Wednesday, February 04, 2004

Happy, tired and sad all at once.

Happy because my work launch party went amazingly well last night in every way. People seemed genuinely moved by the charity's work and there was a really nice atmosphere in the reception afterwards. It was also really nice to explain and show what I do to so many people, from the business side of things (out of town colleagues, supporters) to the personal (my bf.) Usually I try not to "bring work home" as it were, but it was cool.

Tired because, well - a big event is always draining. Plus I'm not always that comfortable with doing the meet & greet thing for hours on end, even though I'm actually pretty good at it. It usually hits me afterwards as I just go into overdrive while it's all happening.

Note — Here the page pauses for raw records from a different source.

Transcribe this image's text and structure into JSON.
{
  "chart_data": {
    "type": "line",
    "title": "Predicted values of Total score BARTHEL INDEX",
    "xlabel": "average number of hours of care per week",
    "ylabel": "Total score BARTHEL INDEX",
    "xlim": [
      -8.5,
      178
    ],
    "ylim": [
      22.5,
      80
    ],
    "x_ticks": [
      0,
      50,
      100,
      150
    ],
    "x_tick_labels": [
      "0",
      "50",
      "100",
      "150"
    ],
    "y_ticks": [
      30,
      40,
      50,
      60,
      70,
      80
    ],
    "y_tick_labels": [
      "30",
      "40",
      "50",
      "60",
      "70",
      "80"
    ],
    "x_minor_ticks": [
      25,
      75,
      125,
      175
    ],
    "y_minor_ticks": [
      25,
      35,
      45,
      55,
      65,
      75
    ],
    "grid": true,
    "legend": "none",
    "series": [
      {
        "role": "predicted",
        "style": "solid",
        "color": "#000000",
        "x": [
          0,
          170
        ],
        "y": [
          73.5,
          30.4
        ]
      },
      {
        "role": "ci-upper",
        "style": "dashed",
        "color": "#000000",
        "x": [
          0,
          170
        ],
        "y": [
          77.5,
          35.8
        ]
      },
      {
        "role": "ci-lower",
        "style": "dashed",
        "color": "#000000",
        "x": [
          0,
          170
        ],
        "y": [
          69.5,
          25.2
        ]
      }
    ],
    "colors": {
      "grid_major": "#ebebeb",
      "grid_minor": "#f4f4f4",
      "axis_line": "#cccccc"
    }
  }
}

Sad because I had some terrible news this morning about the death of one of my friend's good friends. My tired state meant that it hit me pretty hard.

I felt pretty hollow this morning as I sloshed into work through a batch of cold winter rain. As I walked through the Arndale to get to my bus stop, all the shops seemed too bright, forcibly cheerful and pointless. I made it to my office and had to have a good cry.

But... it's the afternoon now and I'm feeling better. Lots of nice calls and emails about the event and a big M&S picnic lunch courtesy of my manager, and I reconfirmed my bookings for a little sejour this weekend in Brighton with the bf. It's good to focus on the positive I guess - but what a very up and down day.